This is a motion for summary judgment. The defendant board on April 19, 1960 passed the following resolution: “ Resolved, that any child entering the school system, either transferring in or entering kindergarten or first grade, effective September 1960, must present a certificate of vaccination against smallpox.” The plaintiff refuses to permit his five-year-old son to be vaccinated against smallpox because he does not believe in vaccinations and believes them to be detrimental to the health of his children. No medical or other proof has been submitted by the plaintiff to substantiate the plaintiff’s belief. The defendants have refused and still refuse to permit plaintiff’s infant son from attending school until a certificate of vaccination against smallpox has been presented. Section 2130 of the Public Health Law provides that a child who has not been vaccinated against smallpox shall not be admitted or received into a school in a city having a population of 50,000 or more inhabitants. Said section of the Public Health Law also provides if smallpox exists in any other city or school district, or in the vicinity thereof, and the Commissioner of Health shall so certify in writing to the school authorities, then it becomes the duty of such school authorities to exclude all children not vaccinated.
The above sections are mandatory and must be complied with. It is the contention of the plaintiff that, without an act of the Legislature, the defendant board is without authority to require such vaccinations.
The defendant board contends that smallpox is an acute and highly contagious disease necessitating strict measures of treat*1040ment and control; and that compulsory inoculation against the germ is the most effective means of preventing an outbreak of the disease; that the defendant school district contains an area of 77% square miles of dairy farming land and that medical history of smallpox indicates that in the majority of cases, it has its inception in or around dairy farms; that, as late as 1932, there was a serious smallpox epidemic in the City of Fulton, which is embraced in the school district in question, and that the disease is no stranger to the area in question. The defendant board further contends that the said resolution of the board was a proper exercise of its police power to preserve the health, welfare and safety of the children attending school in the district.
Section 200 of chapter 661 of the Laws of 1893, from which section 2130 of the Public Health Law was derived, provided: “No child or person not vaccinated shall be admitted or received into any of the public schools of the state, and the trustees or other officers having the charge, management or control of such schools shall cause this provision of law to be enforced. They may adopt a resolution excluding such children and persons not vaccinated from such school until vaccinated ”.
Vaccination for smallpox is mandatory in the areas and under the circumstances covered by the provisions of section 2130 of the Public Health Law.
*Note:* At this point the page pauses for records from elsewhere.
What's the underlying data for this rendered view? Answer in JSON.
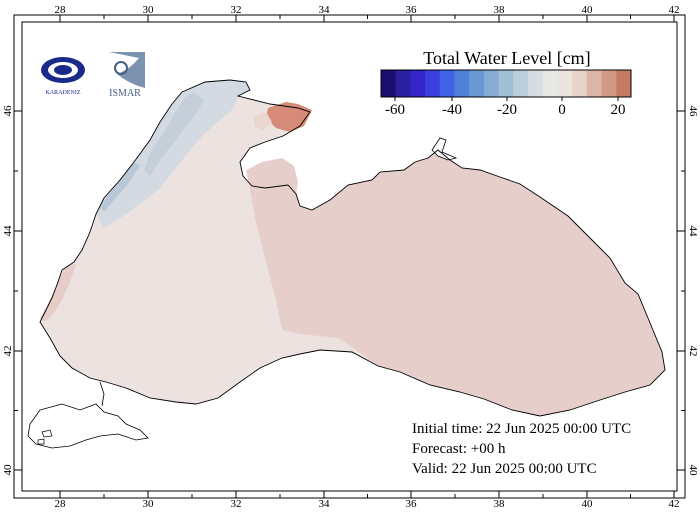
{
  "map": {
    "legend": {
      "title": "Total Water Level [cm]",
      "tick_labels": [
        "-60",
        "-40",
        "-20",
        "0",
        "20"
      ],
      "colors": [
        "#1a0f6e",
        "#2a1f9c",
        "#3525c8",
        "#3b3fe0",
        "#3e63e6",
        "#4f80da",
        "#6a98d2",
        "#86acd6",
        "#a2bfd8",
        "#bccfdc",
        "#d4dde2",
        "#e8e8e6",
        "#eee4df",
        "#e8d2ca",
        "#ddb5a6",
        "#d29a86",
        "#c47b64"
      ]
    },
    "axes": {
      "x_ticks": [
        "28",
        "30",
        "32",
        "34",
        "36",
        "38",
        "40",
        "42"
      ],
      "y_ticks": [
        "40",
        "42",
        "44",
        "46"
      ]
    },
    "info": {
      "initial": "Initial time: 22 Jun 2025 00:00 UTC",
      "forecast": "Forecast: +00 h",
      "valid": "Valid: 22 Jun 2025 00:00 UTC"
    },
    "logos": {
      "left_text": "KARADENIZ",
      "right_text": "ISMAR"
    }
  }
}
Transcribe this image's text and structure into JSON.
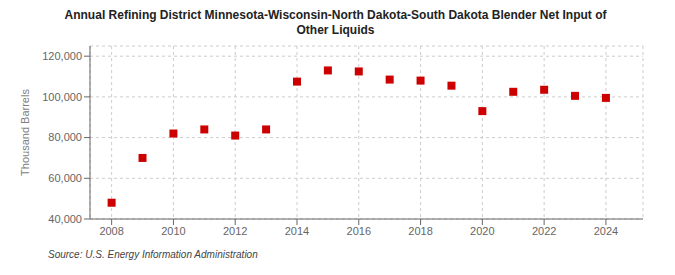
{
  "chart_data": {
    "type": "scatter",
    "title": "Annual Refining District Minnesota-Wisconsin-North Dakota-South Dakota Blender Net Input of\nOther Liquids",
    "ylabel": "Thousand Barrels",
    "source": "Source: U.S. Energy Information Administration",
    "x": [
      2008,
      2009,
      2010,
      2011,
      2012,
      2013,
      2014,
      2015,
      2016,
      2017,
      2018,
      2019,
      2020,
      2021,
      2022,
      2023,
      2024
    ],
    "values": [
      48000,
      70000,
      82000,
      84000,
      81000,
      84000,
      107500,
      113000,
      112500,
      108500,
      108000,
      105500,
      93000,
      102500,
      103500,
      100500,
      99500
    ],
    "color": "#cc0000",
    "marker": "square",
    "xlim": [
      2007.3,
      2025.2
    ],
    "xticks": [
      2008,
      2010,
      2012,
      2014,
      2016,
      2018,
      2020,
      2022,
      2024
    ],
    "ylim": [
      40000,
      125000
    ],
    "yticks": [
      {
        "value": 40000,
        "label": "40,000"
      },
      {
        "value": 60000,
        "label": "60,000"
      },
      {
        "value": 80000,
        "label": "80,000"
      },
      {
        "value": 100000,
        "label": "100,000"
      },
      {
        "value": 120000,
        "label": "120,000"
      }
    ],
    "grid": true
  }
}
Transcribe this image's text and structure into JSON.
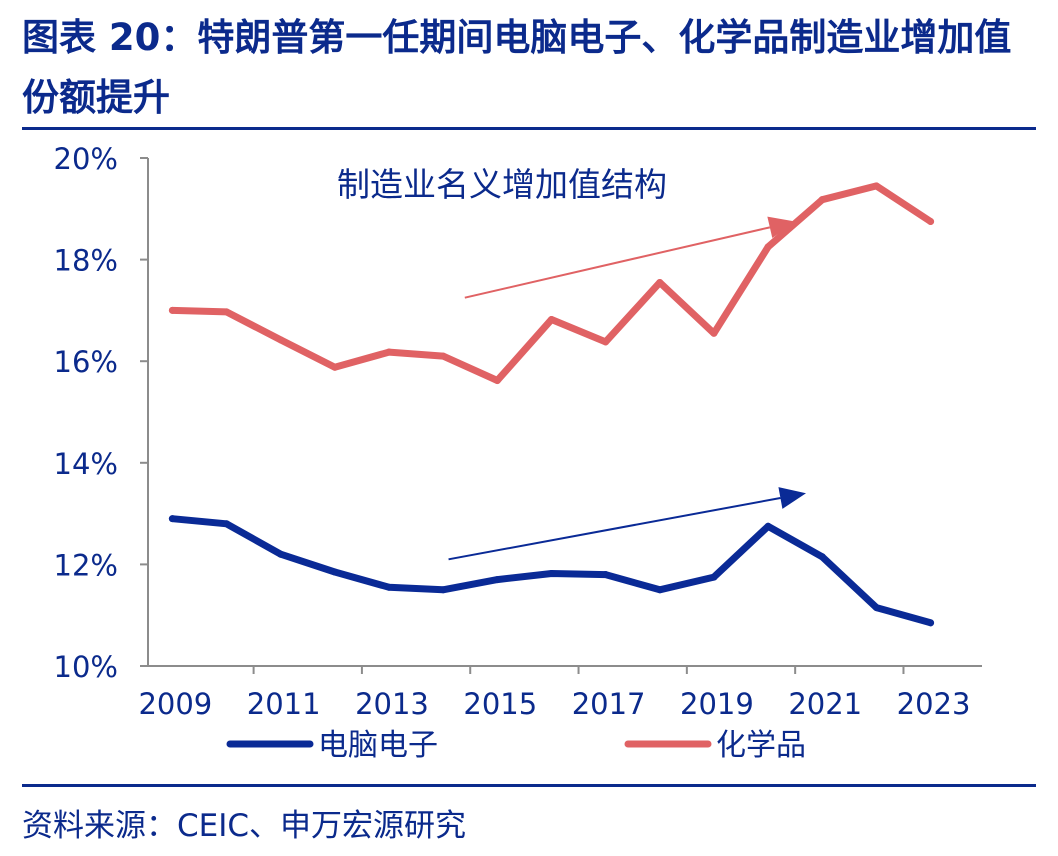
{
  "header": {
    "title": "图表 20：特朗普第一任期间电脑电子、化学品制造业增加值份额提升"
  },
  "footer": {
    "source": "资料来源：CEIC、申万宏源研究"
  },
  "colors": {
    "electronics": "#0a2a96",
    "chemicals": "#e06264",
    "text": "#0b2a8c",
    "axis": "#8c8c8c"
  },
  "chart_data": {
    "type": "line",
    "title": "",
    "annotation": "制造业名义增加值结构",
    "xlabel": "",
    "ylabel": "",
    "x_tick_labels": [
      "2009",
      "2011",
      "2013",
      "2015",
      "2017",
      "2019",
      "2021",
      "2023"
    ],
    "y_tick_labels": [
      "10%",
      "12%",
      "14%",
      "16%",
      "18%",
      "20%"
    ],
    "ylim": [
      10,
      20
    ],
    "y_unit": "%",
    "grid": false,
    "legend_position": "bottom",
    "x": [
      2009,
      2010,
      2011,
      2012,
      2013,
      2014,
      2015,
      2016,
      2017,
      2018,
      2019,
      2020,
      2021,
      2022,
      2023
    ],
    "series": [
      {
        "name": "电脑电子",
        "color": "#0a2a96",
        "values": [
          12.9,
          12.8,
          12.2,
          11.85,
          11.55,
          11.5,
          11.7,
          11.82,
          11.8,
          11.5,
          11.75,
          12.75,
          12.15,
          11.15,
          10.85
        ]
      },
      {
        "name": "化学品",
        "color": "#e06264",
        "values": [
          17.0,
          16.97,
          16.42,
          15.88,
          16.18,
          16.1,
          15.62,
          16.82,
          16.38,
          17.55,
          16.55,
          18.25,
          19.18,
          19.45,
          18.75
        ]
      }
    ],
    "trend_arrows": [
      {
        "series": "化学品",
        "color": "#e06264",
        "from": [
          2014.4,
          17.25
        ],
        "to": [
          2020.5,
          18.75
        ]
      },
      {
        "series": "电脑电子",
        "color": "#0a2a96",
        "from": [
          2014.1,
          12.1
        ],
        "to": [
          2020.7,
          13.4
        ]
      }
    ]
  }
}
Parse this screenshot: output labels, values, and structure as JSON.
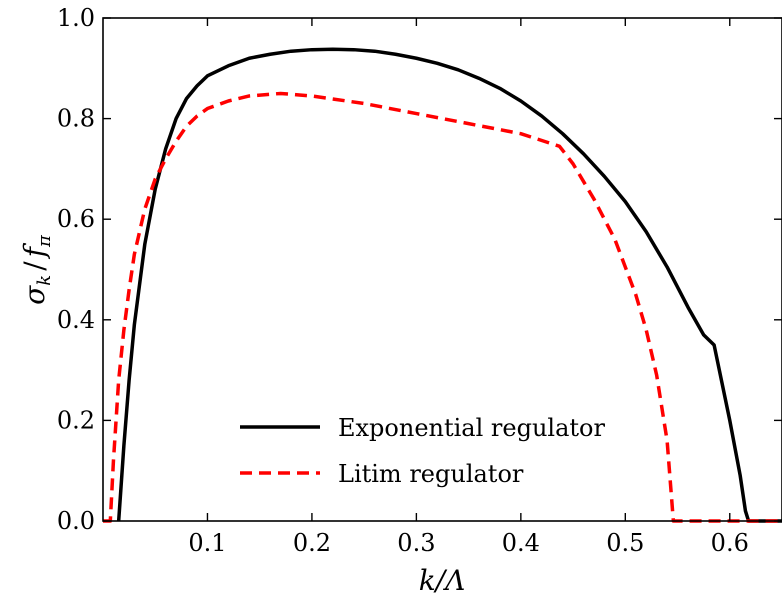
{
  "chart_data": {
    "type": "line",
    "xlabel": "k/Λ",
    "ylabel": "σ_k / f_π",
    "ylabel_parts": {
      "sigma": "σ",
      "k": "k",
      "slash": "/",
      "f": "f",
      "pi": "π"
    },
    "xlim": [
      0.0,
      0.65
    ],
    "ylim": [
      0.0,
      1.0
    ],
    "xticks": [
      0.1,
      0.2,
      0.3,
      0.4,
      0.5,
      0.6
    ],
    "xtick_labels": [
      "0.1",
      "0.2",
      "0.3",
      "0.4",
      "0.5",
      "0.6"
    ],
    "yticks": [
      0.0,
      0.2,
      0.4,
      0.6,
      0.8,
      1.0
    ],
    "ytick_labels": [
      "0.0",
      "0.2",
      "0.4",
      "0.6",
      "0.8",
      "1.0"
    ],
    "grid": false,
    "legend_position": "lower-center",
    "series": [
      {
        "name": "Exponential regulator",
        "color": "#000000",
        "style": "solid",
        "x": [
          0.015,
          0.017,
          0.02,
          0.025,
          0.03,
          0.04,
          0.05,
          0.06,
          0.07,
          0.08,
          0.09,
          0.1,
          0.12,
          0.14,
          0.16,
          0.18,
          0.2,
          0.22,
          0.24,
          0.26,
          0.28,
          0.3,
          0.32,
          0.34,
          0.36,
          0.38,
          0.4,
          0.42,
          0.44,
          0.46,
          0.48,
          0.5,
          0.52,
          0.54,
          0.56,
          0.575,
          0.585,
          0.6,
          0.61,
          0.615,
          0.618,
          0.65
        ],
        "y": [
          0.0,
          0.06,
          0.15,
          0.28,
          0.39,
          0.55,
          0.66,
          0.74,
          0.8,
          0.84,
          0.865,
          0.885,
          0.905,
          0.92,
          0.928,
          0.934,
          0.937,
          0.938,
          0.937,
          0.934,
          0.928,
          0.92,
          0.91,
          0.897,
          0.88,
          0.86,
          0.835,
          0.805,
          0.77,
          0.73,
          0.685,
          0.635,
          0.575,
          0.505,
          0.425,
          0.37,
          0.35,
          0.2,
          0.09,
          0.02,
          0.0,
          0.0
        ]
      },
      {
        "name": "Litim regulator",
        "color": "#ff0000",
        "style": "dashed",
        "x": [
          0.0,
          0.007,
          0.01,
          0.015,
          0.02,
          0.025,
          0.03,
          0.04,
          0.05,
          0.06,
          0.07,
          0.08,
          0.09,
          0.1,
          0.12,
          0.14,
          0.17,
          0.2,
          0.25,
          0.3,
          0.35,
          0.4,
          0.437,
          0.45,
          0.47,
          0.49,
          0.51,
          0.52,
          0.53,
          0.54,
          0.543,
          0.546,
          0.65
        ],
        "y": [
          0.0,
          0.0,
          0.12,
          0.28,
          0.38,
          0.46,
          0.53,
          0.62,
          0.68,
          0.72,
          0.755,
          0.785,
          0.805,
          0.82,
          0.835,
          0.845,
          0.85,
          0.845,
          0.83,
          0.81,
          0.79,
          0.77,
          0.745,
          0.71,
          0.64,
          0.56,
          0.45,
          0.38,
          0.29,
          0.16,
          0.08,
          0.0,
          0.0
        ]
      }
    ]
  }
}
The fact that the Legislature has not enacted a law requiring all children or persons to be vaccinated against smallpox before being admitted or received into the public schools of this State now raises a question as to whether or not the defendant school board was without authority or the power to pass the vaccination resolution. “ The experience of the race has taught that to protect the health of communities, to protect the health of man, precautions must be taken against the spreading of disease; and vaccination is necessary to prevent not only sickness of the person not vaccinated, but consequences to those with whom such person might come in contact after being attacked and ravaged by the disease which vaccination prevents.” (Matter of Whitmore, 47 N. Y. S. 2d 143, 145.)
Vaccination against smallpox has universal acceptance. As far back as 1914, although relating to the former statute requiring compulsory vaccination of all children admitted to public schools, the Court of Appeals in the case of People v. Ekerold (211 N. Y. 386, 392) stated: “ The question which within certain limits is presented here is whether the statute and the bylaws of the board of education in that city adopted under and in accordance with the statute requiring vaccination as a condition of attending the public schools, are under ordinary con*1041clitions so unusual or oppressive that a parent should be allowed to make his unwillingness to comply therewith a basis for not sending his children to school, for that is what the present position of the defendant amounts to. I do not think that they are of such a character.” The defendant board, recognizing that smallpox is an acute and highly contagious disease necessitating strict measures of treatment and control, determined it was for the best interests of the children in its school district that vaccination against smallpox be compulsory. To hold that the defendant board was without power or authority to take proper measures to safeguard against an epidemic of smallpox, because smallpox did not already exist in its school district, is unreasonable. This court finds that the resolution passed by the defendant board requiring vaccination was a proper exercise of its authority.
This application is made pursuant to rule 113 of the Rules of Civil Practice and if it appears that any party other than the moving party is entitled to a summary judgment, the court may grant such judgment without the necessity of a cross motion. It is the decision of this court that the defendants are entitled to summary judgment in their favor and the plaintiff’s complaint is dismissed, with costs.